To put Israel’s points, first learn about the Brits
Is the Israeli government reverting to its bad old ways by selecting the Likud politician Tzipi Hotovely as its ambassador to the United Kingdom?
On a number of occasions, Israel has seemed to treat the UK with contempt by appointing as its ambassador someone with poor English and even less diplomatic prowess.
In recent years, it seemed to have got the message with the appointments of the British-born, former foreign ministry lawyer Daniel Taub and the Australian-born diplomat Mark Regev. The British Jewish community sighed in relief at their diplomatic skills and perfect English.
The ambassador who preceded Taub, Ron Prosor, was in turn a diplomatic heavyweight who had previously run Israel’s foreign ministry and afterwards became its ambassador to the UN.
In addition to the acumen and polish of these three, the crucial point was that they effaced their own political opinions. The only viewpoint with which they were associated was that of the Israeli government.
Despite her intelligence and fluent English, Hotovely — who has yet to accept this post —would be laden with divisive political baggage.
A former deputy foreign minister, she was recently appointed settlements minister and will serve as such unless she goes to London.
A religious Zionist who opposes marriage between Jews and Arabs, she rejects the idea of a Palestinian state and dismisses criticism of the Israeli “settlements”, saying: “This land is ours. All of it is ours. We did not come here to apologise for that”.
Already, she has attracted criticism on account of her “ultra right-wing” views. Whether one agrees or disagrees with those views, however, is beside the point.
Ambassadors should be viewed in person as politically neutral. They are appointed to deliver their country’s story. They should not become the story themselves.
This isn’t the only reason to be concerned about Hotovely’s appointment. Her previous attempt to put Israel’s case to a hostile British public was a train-wreck.
Three years ago, on the centenary of the Balfour Declaration, she appeared on BBC Radio’s Today programme to face a barrage of accusations that Israel was denying Palestinians in the “occupied” territories rights given only to Israelis, and that Balfour’s undertaking to protect Arab rights was “unfinished business”.
She should have said the disputed territories weren’t “occupied,” because under international law an occupation can only take place in a sovereign country which these areas never were.
She should have said the Arabs living there couldn’t have the same rights as Israeli citizens precisely because they are not Israeli citizens.
She should have said Balfour’s guarantee to non-Jewish communities of civil and religious rights has been fulfilled to the letter by Israel, the only country in the Middle East where Arabs actually have them. She should have said that the Palestinian Arabs were deliberately not given political rights because those were given to the Jews alone.

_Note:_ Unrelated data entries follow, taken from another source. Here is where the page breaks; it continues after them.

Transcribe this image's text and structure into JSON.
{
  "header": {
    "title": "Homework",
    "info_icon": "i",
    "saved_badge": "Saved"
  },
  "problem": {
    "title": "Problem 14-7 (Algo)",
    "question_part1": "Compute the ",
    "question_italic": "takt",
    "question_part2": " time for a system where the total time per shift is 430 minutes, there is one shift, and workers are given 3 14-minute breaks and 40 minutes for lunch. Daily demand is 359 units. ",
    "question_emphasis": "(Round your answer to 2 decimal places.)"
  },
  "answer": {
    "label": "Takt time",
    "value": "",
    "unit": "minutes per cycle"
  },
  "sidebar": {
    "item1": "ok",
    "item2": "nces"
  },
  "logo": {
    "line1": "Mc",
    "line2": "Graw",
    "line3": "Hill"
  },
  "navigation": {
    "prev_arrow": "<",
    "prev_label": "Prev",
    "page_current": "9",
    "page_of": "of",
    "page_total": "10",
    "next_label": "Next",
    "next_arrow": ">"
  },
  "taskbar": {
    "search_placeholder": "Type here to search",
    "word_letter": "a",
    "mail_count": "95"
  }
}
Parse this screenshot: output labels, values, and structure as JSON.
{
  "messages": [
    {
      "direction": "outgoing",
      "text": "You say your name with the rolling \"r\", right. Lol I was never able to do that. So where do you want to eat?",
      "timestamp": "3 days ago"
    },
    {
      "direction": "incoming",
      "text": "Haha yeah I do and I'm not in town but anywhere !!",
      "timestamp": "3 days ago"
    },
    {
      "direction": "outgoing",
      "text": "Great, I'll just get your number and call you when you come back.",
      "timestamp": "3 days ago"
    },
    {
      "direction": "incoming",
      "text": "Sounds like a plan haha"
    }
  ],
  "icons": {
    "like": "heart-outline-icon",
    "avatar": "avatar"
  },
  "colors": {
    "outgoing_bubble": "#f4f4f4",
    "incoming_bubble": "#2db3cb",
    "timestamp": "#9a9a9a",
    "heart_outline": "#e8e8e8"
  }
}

Instead, she spluttered emotionally about the Jews’ biblical entitlement to Judea and Samaria, and blamed the Palestinians. Whatever the truth of her remarks, she sounded to a British ear like a blustering zealot. Her failure to address the accusation that Israel behaves illegally and unjustly was excruciating.
She failed to understand that the essence of the charge against Israel is the false belief that it has always acted in defiance of international law. She failed to understand that falsehoods about the Middle East and Jewish history are the default position in Britain which treats them as uncontested truths.
In short, she didn’t have a clue how the British mind works.
Very few home-grown Israelis have anything other than a total tin ear when it comes to understanding the British psyche.
They don’t understand how the British can believe stuff — like the view that the Palestinians are the indigenous people of the land of Israel — that is patently so ridiculous. And they don’t understand that lawfulness and fairness are of overwhelming importance for the British; it’s just that they’ve got where Jews and the Arabs stand on these issues precisely the wrong way round.
So Israeli officials are constantly blindsided by the unbridled and existential malice that confronts them in Britain. Their refusal to teach fundamental facts about Israel leaves the way open for yet more Palestinian lies.
Of course, Tzipi Hotovely — if she takes the post — may come to understand all this. If so, however, she’ll need to have mastered a learning curve about Britain far steeper than the state of Israel itself has ever been able to scale.